Overall, 81 percent of those polled see Social Security as veering severely off-course, up 10 percentage points from 2005, when former president George W. Bush led a push to privatize the government-run program. And since that time, public support for specific changes has risen, but remains tepid.
The new poll comes as another survey shows Americans’ slumping confidence in their ability to achieve a comfortable retirement. In the poll by the Employee Benefit Research Insitute, a record high 27 percent of workers said they’re “not at all confident” they’ll have enough money when they retire. Most still expect Social Security to be a source of income in their retirement.

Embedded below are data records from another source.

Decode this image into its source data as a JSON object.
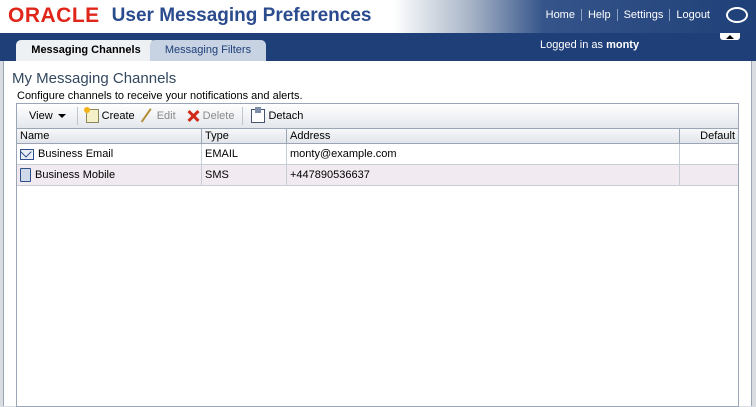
{
  "header": {
    "brand": "ORACLE",
    "app_title": "User Messaging Preferences",
    "nav": [
      "Home",
      "Help",
      "Settings",
      "Logout"
    ],
    "help_icon": "circle-help-icon"
  },
  "tabs": {
    "active": "Messaging Channels",
    "inactive": "Messaging Filters"
  },
  "session": {
    "logged_prefix": "Logged in as",
    "user": "monty"
  },
  "main": {
    "title": "My Messaging Channels",
    "subtitle": "Configure channels to receive your notifications and alerts."
  },
  "toolbar": {
    "view_label": "View",
    "create_label": "Create",
    "edit_label": "Edit",
    "delete_label": "Delete",
    "detach_label": "Detach"
  },
  "table": {
    "columns": [
      "Name",
      "Type",
      "Address",
      "Default"
    ],
    "rows": [
      {
        "name": "Business Email",
        "type": "EMAIL",
        "address": "monty@example.com",
        "default": "",
        "icon": "mail-icon"
      },
      {
        "name": "Business Mobile",
        "type": "SMS",
        "address": "+447890536637",
        "default": "",
        "icon": "mobile-icon"
      }
    ]
  },
  "colors": {
    "brand_red": "#e0261b",
    "header_blue": "#1f3f78",
    "title_blue": "#2a4b8e"
  }
}
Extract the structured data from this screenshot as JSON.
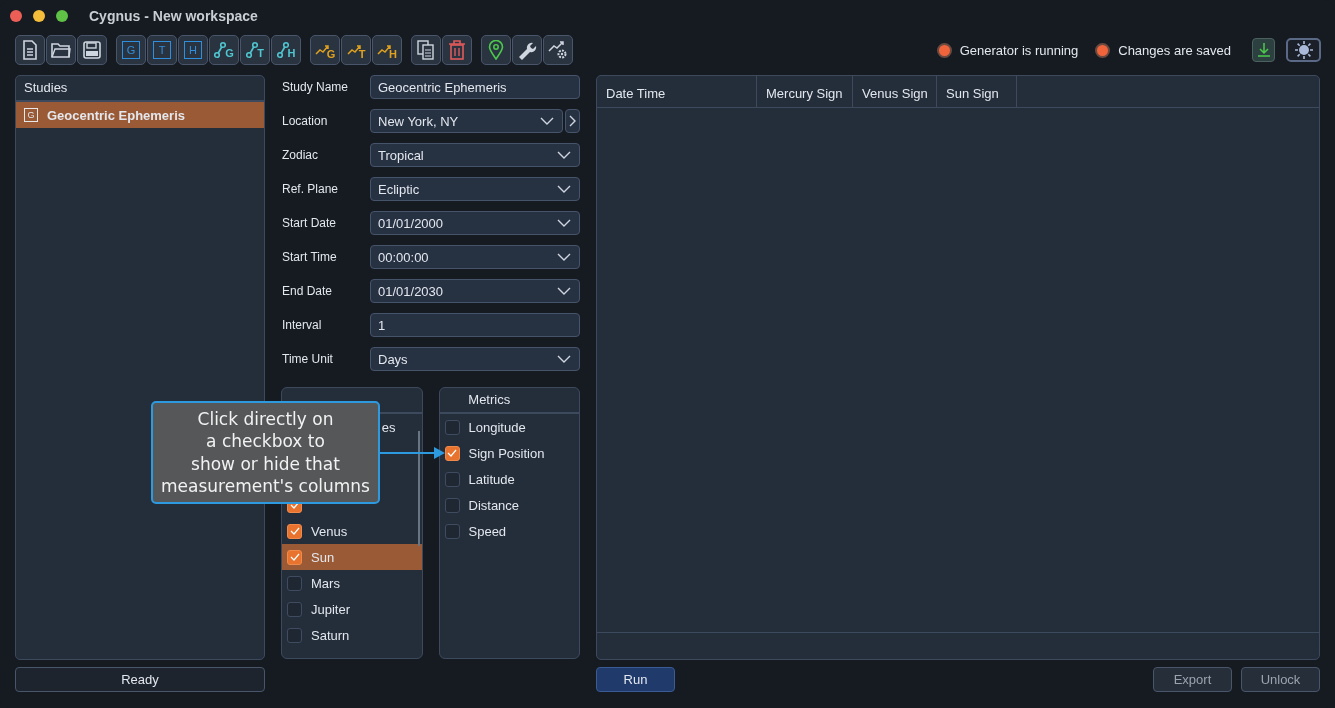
{
  "window": {
    "title": "Cygnus - New workspace"
  },
  "toolbar": [
    [
      {
        "kind": "document"
      },
      {
        "kind": "folder"
      },
      {
        "kind": "save"
      }
    ],
    [
      {
        "kind": "letterbox",
        "letter": "G"
      },
      {
        "kind": "letterbox",
        "letter": "T"
      },
      {
        "kind": "letterbox",
        "letter": "H"
      },
      {
        "kind": "node",
        "letter": "G"
      },
      {
        "kind": "node",
        "letter": "T"
      },
      {
        "kind": "node",
        "letter": "H"
      }
    ],
    [
      {
        "kind": "chart",
        "letter": "G"
      },
      {
        "kind": "chart",
        "letter": "T"
      },
      {
        "kind": "chart",
        "letter": "H"
      }
    ],
    [
      {
        "kind": "copy"
      },
      {
        "kind": "trash"
      }
    ],
    [
      {
        "kind": "pin"
      },
      {
        "kind": "wrench"
      },
      {
        "kind": "chartgear"
      }
    ]
  ],
  "status": [
    {
      "label": "Generator is running",
      "color": "#f0643c"
    },
    {
      "label": "Changes are saved",
      "color": "#f0643c"
    }
  ],
  "studies": {
    "title": "Studies",
    "items": [
      {
        "letter": "G",
        "label": "Geocentric Ephemeris",
        "selected": true
      }
    ]
  },
  "form": [
    {
      "label": "Study Name",
      "kind": "text",
      "value": "Geocentric Ephemeris"
    },
    {
      "label": "Location",
      "kind": "select-go",
      "value": "New York, NY"
    },
    {
      "label": "Zodiac",
      "kind": "select",
      "value": "Tropical"
    },
    {
      "label": "Ref. Plane",
      "kind": "select",
      "value": "Ecliptic"
    },
    {
      "label": "Start Date",
      "kind": "select",
      "value": "01/01/2000"
    },
    {
      "label": "Start Time",
      "kind": "select",
      "value": "00:00:00"
    },
    {
      "label": "End Date",
      "kind": "select",
      "value": "01/01/2030"
    },
    {
      "label": "Interval",
      "kind": "text",
      "value": "1"
    },
    {
      "label": "Time Unit",
      "kind": "select",
      "value": "Days"
    }
  ],
  "bodies": {
    "items": [
      {
        "label": "es",
        "kind": "partial"
      },
      {
        "kind": "body",
        "checked": true,
        "selected": false
      },
      {
        "label": "Venus",
        "kind": "body",
        "checked": true,
        "selected": false
      },
      {
        "label": "Sun",
        "kind": "body",
        "checked": true,
        "selected": true
      },
      {
        "label": "Mars",
        "kind": "body",
        "checked": false,
        "selected": false
      },
      {
        "label": "Jupiter",
        "kind": "body",
        "checked": false,
        "selected": false
      },
      {
        "label": "Saturn",
        "kind": "body",
        "checked": false,
        "selected": false
      }
    ]
  },
  "metrics": {
    "title": "Metrics",
    "items": [
      {
        "label": "Longitude",
        "checked": false
      },
      {
        "label": "Sign Position",
        "checked": true
      },
      {
        "label": "Latitude",
        "checked": false
      },
      {
        "label": "Distance",
        "checked": false
      },
      {
        "label": "Speed",
        "checked": false
      }
    ]
  },
  "table": {
    "columns": [
      "Date Time",
      "Mercury Sign",
      "Venus Sign",
      "Sun Sign"
    ]
  },
  "tooltip": {
    "text": "Click directly on\na checkbox to\nshow or hide that\nmeasurement's columns"
  },
  "status_bar": {
    "text": "Ready"
  },
  "buttons": {
    "run": "Run",
    "export": "Export",
    "unlock": "Unlock"
  }
}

But similar to a poll six years ago, in the new Post-ABC survey, only one of six possible ways to avoid a potential shortfall in Social Security – removing the cap on income subject to its dedicated tax – tops the 50-percent-mark, and barely so.

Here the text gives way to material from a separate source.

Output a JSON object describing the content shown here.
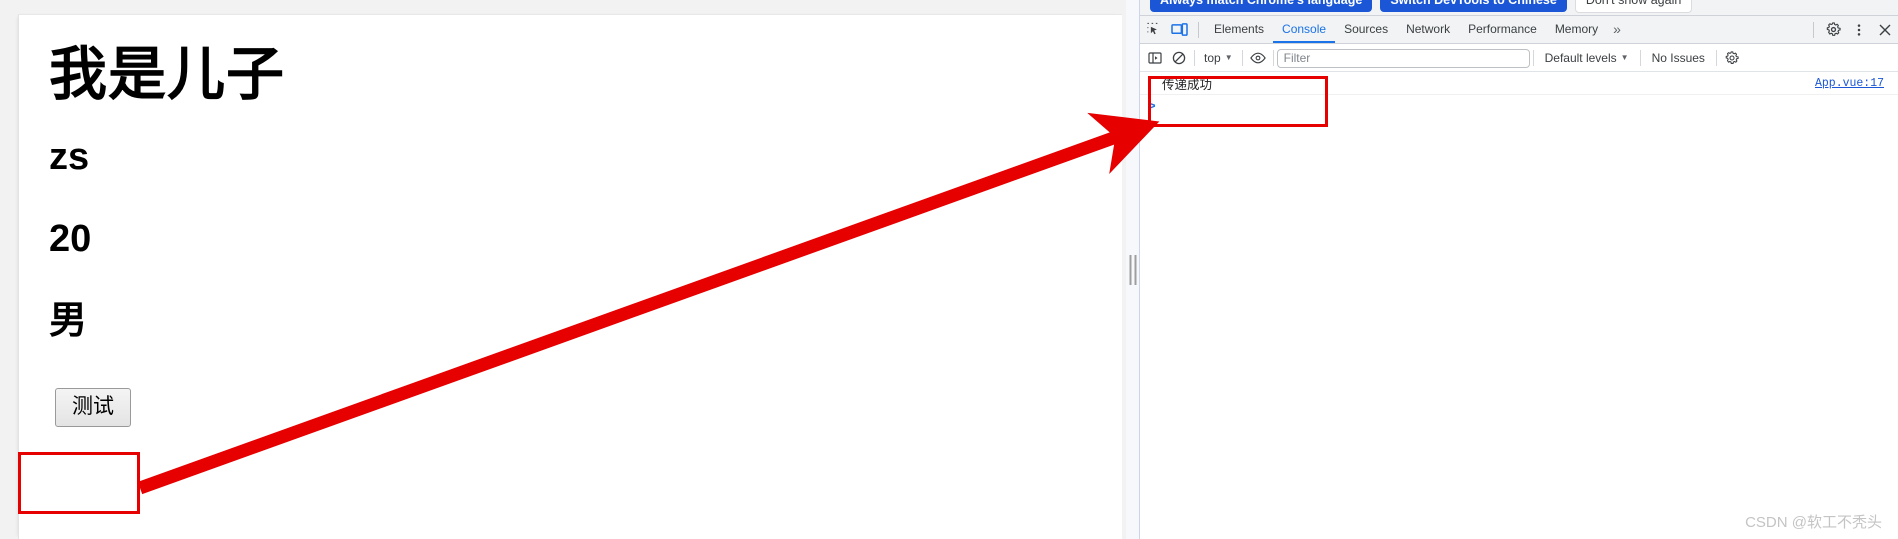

There is, however, increased support for some possible changes.
There’s been a 12-percentage-point spike in the number advocating a reduction in the benefit guarantee for future retirees (although to a still small 32 percent), a 10-point jump in backing for a further reduction in benefits for early retirees and a nine-point boost in raising the retirement age by one year.
Changing the benefits calculation to slow increases now draws about as many supporters as opponents (45 to 48 percent), a shift from 2005, when opposition neared 60 percent.
In 2005, Democrats in Congress were preferred to Bush on the issue by a dozen points. Now, 44 percent side with the Republicans in Congress when it comes to dealing with Social Security; 42 percent put more faith in President Obama.
The parity comes from lower Democratic support for the president on the issue, compared with Republican backing of the GOP (70 vs. 83 percent). Political independents prefer the president on the issue, 48 to 34 percent.
Beyond partisan leanings, age plays a big role in public opinion. Fully 58 percent of seniors advocate raising the retirement age, compared with 35 percent of those aged 40 to 64. Similarly, older adults are the least supportive of slowing the growth of retirement benefits.
This telephone poll was conducted March 10 to 13, among a random national sample of 1,005 adults. The results from the full poll have a margin of sampling error of plus or minus 3.5 percentage points.